There are two aspects to Inking on a Tablet PC: working natively in ink, and using ink and handwriting recognition to enter text into legacy applications. Tablet PC is really best suited for the former task. The latter is really more of a necessity, however, as most applications do not yet have built-in tablet support. We will investigate both to understand the strengths and weaknesses of Tablet PC.
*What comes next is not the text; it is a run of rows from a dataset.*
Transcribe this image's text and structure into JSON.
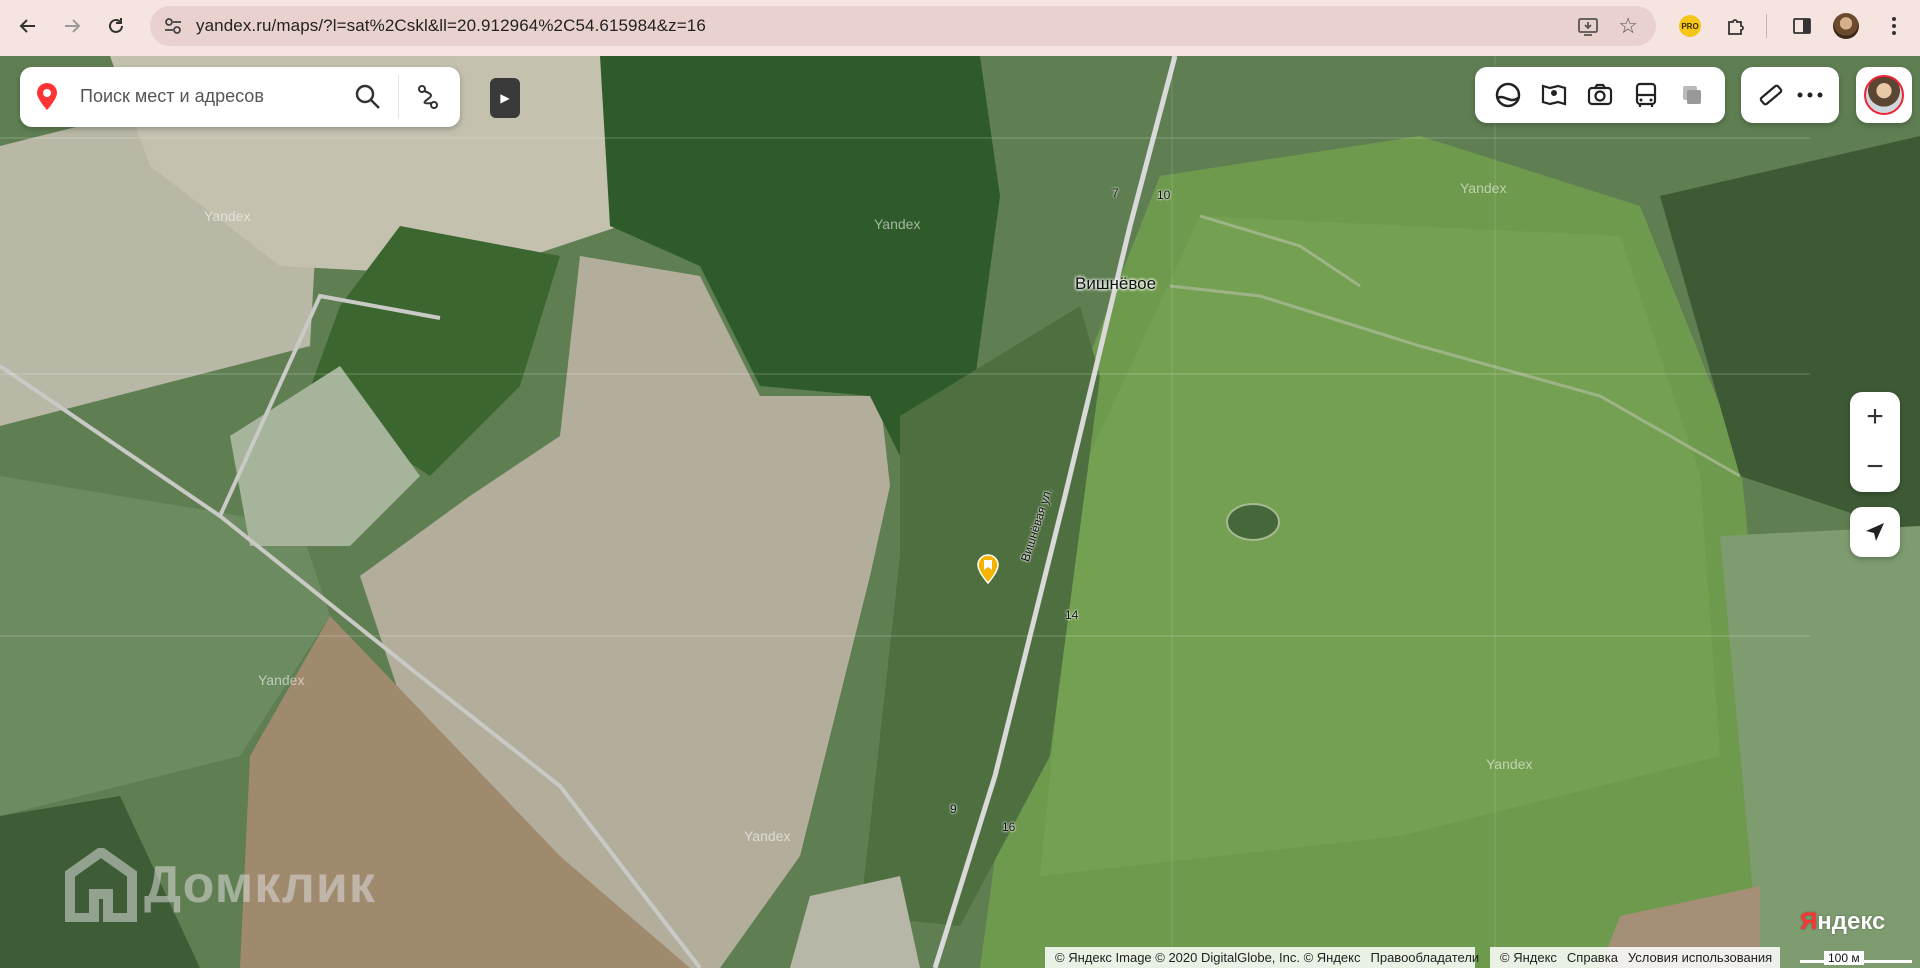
{
  "browser": {
    "url": "yandex.ru/maps/?l=sat%2Cskl&ll=20.912964%2C54.615984&z=16",
    "icons": [
      "back-arrow-icon",
      "forward-arrow-icon",
      "reload-icon",
      "site-settings-icon",
      "install-app-icon",
      "bookmark-star-icon",
      "pro-extension-icon",
      "extensions-puzzle-icon",
      "side-panel-icon",
      "profile-avatar",
      "menu-dots-icon"
    ],
    "pro_badge": "PRO"
  },
  "search": {
    "placeholder": "Поиск мест и адресов"
  },
  "map": {
    "place_label": "Вишнёвое",
    "street_label": "Вишнёвая ул.",
    "house_numbers": [
      "7",
      "10",
      "14",
      "9",
      "16"
    ],
    "watermarks": [
      "Yandex",
      "Yandex",
      "Yandex",
      "Yandex",
      "Yandex",
      "Yandex"
    ],
    "brand_watermark": "Домклик",
    "logo": {
      "first": "Я",
      "rest": "ндекс"
    },
    "scale_label": "100 м"
  },
  "toolbar": {
    "layers_icons": [
      "layers-icon",
      "panorama-icon",
      "photo-camera-icon",
      "transit-bus-icon",
      "layer-toggle-icon"
    ],
    "tools_icons": [
      "ruler-icon",
      "more-dots-icon"
    ]
  },
  "zoom": {
    "plus": "+",
    "minus": "−"
  },
  "copyright": {
    "main": "© Яндекс Image © 2020 DigitalGlobe, Inc. © Яндекс",
    "rights_link": "Правообладатели",
    "yandex": "© Яндекс",
    "help": "Справка",
    "terms": "Условия использования"
  },
  "colors": {
    "chrome_bg": "#f5e4e0",
    "address_bg": "#e9d2cd",
    "pin": "#f5b400",
    "logo_red": "#ff3333"
  }
}
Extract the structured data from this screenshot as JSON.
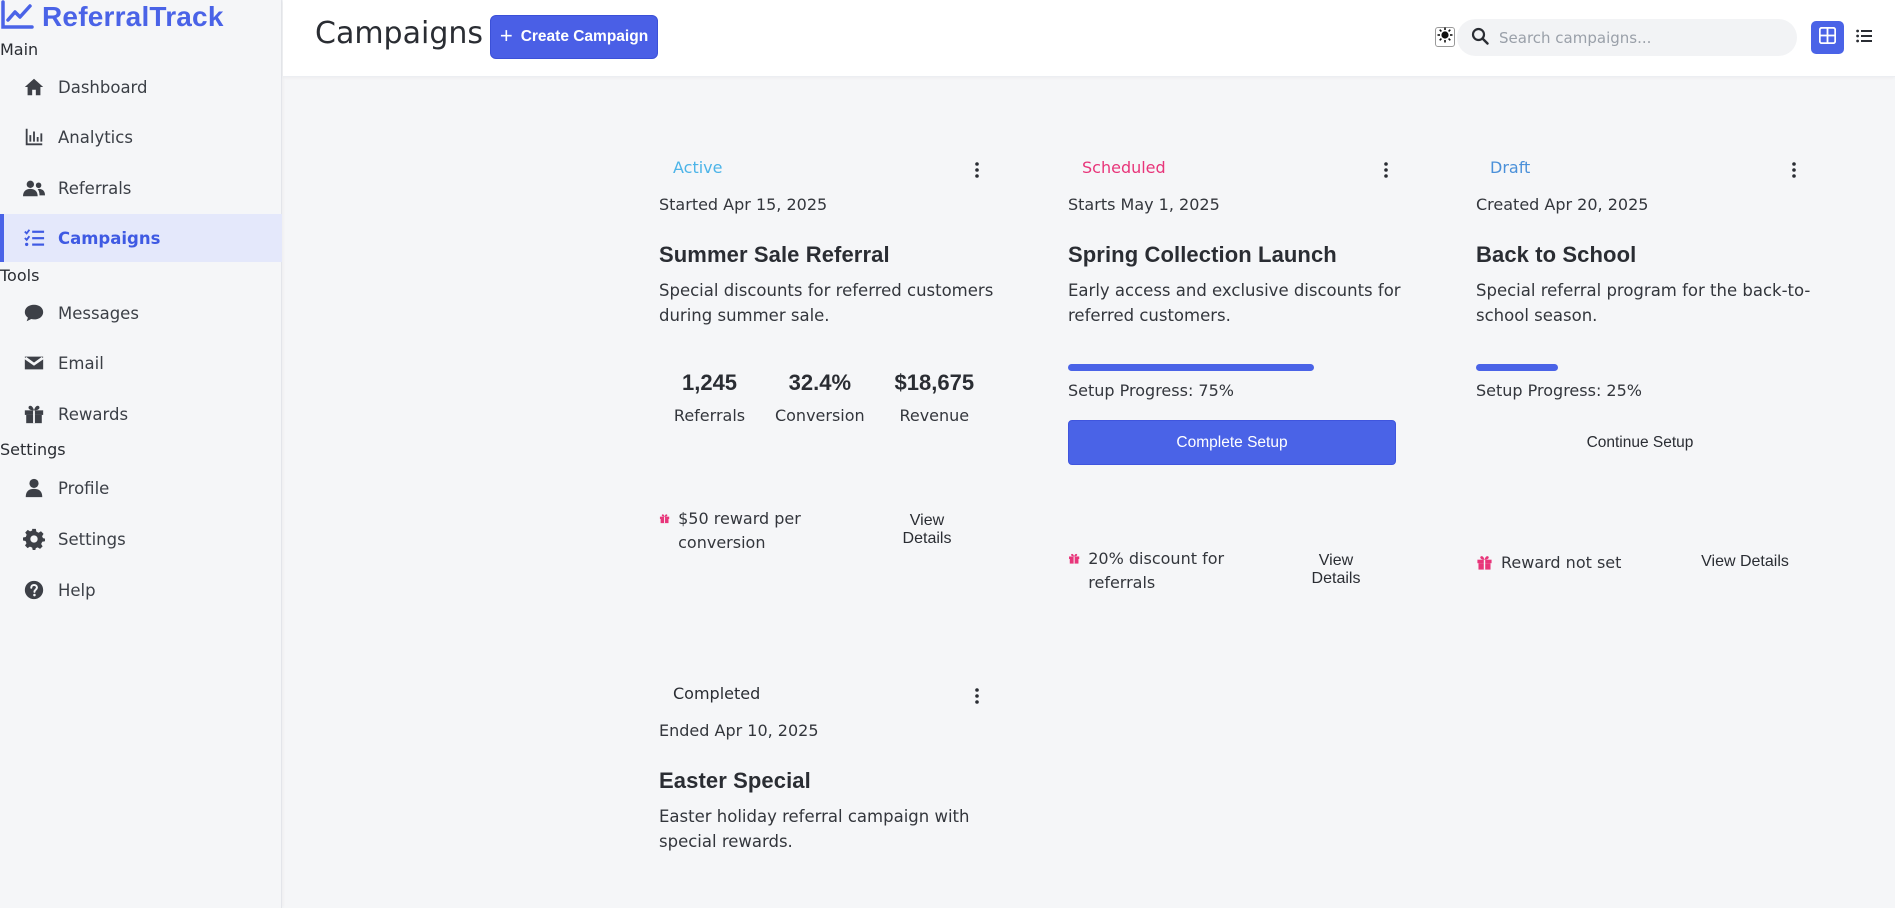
{
  "app": {
    "name": "ReferralTrack"
  },
  "sidebar": {
    "sections": [
      {
        "label": "Main",
        "items": [
          {
            "label": "Dashboard",
            "icon": "home-icon"
          },
          {
            "label": "Analytics",
            "icon": "chart-icon"
          },
          {
            "label": "Referrals",
            "icon": "users-icon"
          },
          {
            "label": "Campaigns",
            "icon": "list-check-icon",
            "active": true
          }
        ]
      },
      {
        "label": "Tools",
        "items": [
          {
            "label": "Messages",
            "icon": "chat-icon"
          },
          {
            "label": "Email",
            "icon": "envelope-icon"
          },
          {
            "label": "Rewards",
            "icon": "gift-icon"
          }
        ]
      },
      {
        "label": "Settings",
        "items": [
          {
            "label": "Profile",
            "icon": "user-icon"
          },
          {
            "label": "Settings",
            "icon": "gear-icon"
          },
          {
            "label": "Help",
            "icon": "question-circle-icon"
          }
        ]
      }
    ]
  },
  "header": {
    "title": "Campaigns",
    "create_label": "Create Campaign",
    "search_placeholder": "Search campaigns...",
    "search_value": ""
  },
  "campaigns": [
    {
      "status": "Active",
      "status_color": "#4cb4e8",
      "date": "Started Apr 15, 2025",
      "title": "Summer Sale Referral",
      "description": "Special discounts for referred customers during summer sale.",
      "stats": [
        {
          "value": "1,245",
          "label": "Referrals"
        },
        {
          "value": "32.4%",
          "label": "Conversion"
        },
        {
          "value": "$18,675",
          "label": "Revenue"
        }
      ],
      "reward": "$50 reward per conversion",
      "details_label": "View Details"
    },
    {
      "status": "Scheduled",
      "status_color": "#e8357a",
      "date": "Starts May 1, 2025",
      "title": "Spring Collection Launch",
      "description": "Early access and exclusive discounts for referred customers.",
      "progress": 0.75,
      "progress_label": "Setup Progress: 75%",
      "action_label": "Complete Setup",
      "reward": "20% discount for referrals",
      "details_label": "View Details"
    },
    {
      "status": "Draft",
      "status_color": "#4a90d9",
      "date": "Created Apr 20, 2025",
      "title": "Back to School",
      "description": "Special referral program for the back-to-school season.",
      "progress": 0.25,
      "progress_label": "Setup Progress: 25%",
      "action_label": "Continue Setup",
      "reward": "Reward not set",
      "details_label": "View Details"
    },
    {
      "status": "Completed",
      "status_color": "#2a2d33",
      "date": "Ended Apr 10, 2025",
      "title": "Easter Special",
      "description": "Easter holiday referral campaign with special rewards."
    }
  ],
  "colors": {
    "accent": "#4a63e7",
    "gift": "#e8357a"
  }
}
Windows Journal, OneNote, and to a lesser extent Office 2003, natively support Ink, and are very successful in their employment of it. Much as you would expect, as you write on the surface of the screen with the pen (the screen is sensitive only to the tip of the pen; not to your hands) Ink will appear onscreen, with a slight touch of curvilinear smoothing:
Search Your Notes
As you write, you can freely draw diagrams or text without having to switch between the two, as you would have to do with a keyboard. In addition, every word you write is recognized. Then all of the best recognition candidates for each word are attached to a particular pattern of ink as metadata. This allows you to then search through all of your notes for keywords. Since all of the best recognition candidates are stored – you will typically find exactly what you are looking for (see above) – even if you are like me, and have poor handwriting.
Ink in Tablet PC is stored in a type of vector format which allows for pretty complex (10 pages) notes/drawings/diagrams that stay well under 200K per file. In addition, MSN Desktop Search supports searching Ink documents, adding to the convenience.